My thoughts changed. I realized they weren’t there to catch me and lock me up. Yes, the black SUVs were part of the military and intelligence agencies, but they were there to escort me to safety, maybe even inform me of the details of my mission: to index the Internet for Google while Nike attached nodes to my body to activate my muscles so I could achieve perfect fitness to enable me to work 24 hours a day every day for as long as needed, years or even decades. The fate of the planet depended on it.

But what I really wanted to do and had been trying to do for weeks was to see Karen again. A month earlier at a poetry event called Word Out at Star e Rose cafĂ©, a woman I didn’t know read a poem about having never fallen in love. We spoke during the intermission. Her eyes were lit like candles, mesmerizing. I said to her, “You sure know a lot about love for someone who’s never been in love.” She sparkled and I marveled. Two weeks later I was living in a cave.

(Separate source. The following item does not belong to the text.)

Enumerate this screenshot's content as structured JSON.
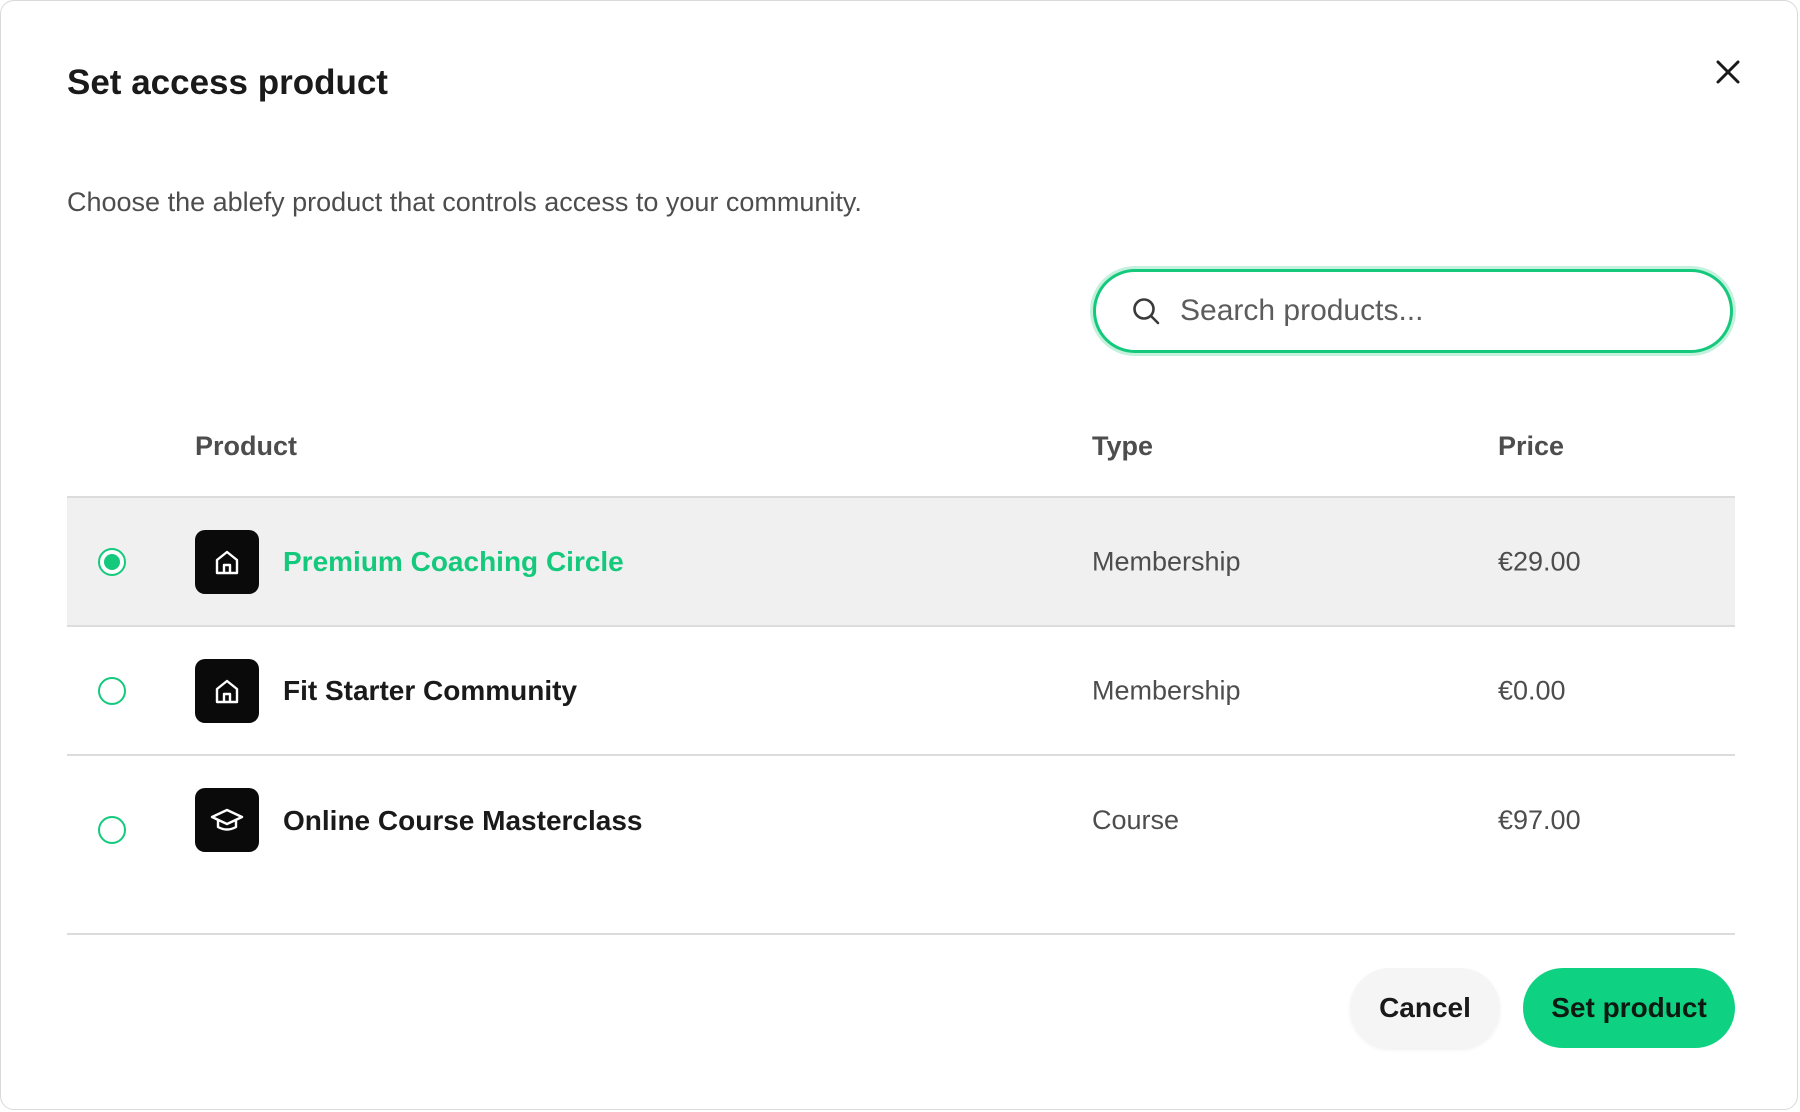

I felt as if we had been intentionally separated for a month. That turned out to be true. Close friends had been trying to isolate me to keep me from being out in public to protect me from the police and the mental health institutions. What were they gonna do? Let me live in a cave, run from alien weeds, jump out of moving cars, and hunt down a woman who probably didn’t even remember who I was? Friends don’t let friends follow their delusions, but they also try to keep them out of the hospital if possible. It’s scarier inside those places than within psychosis.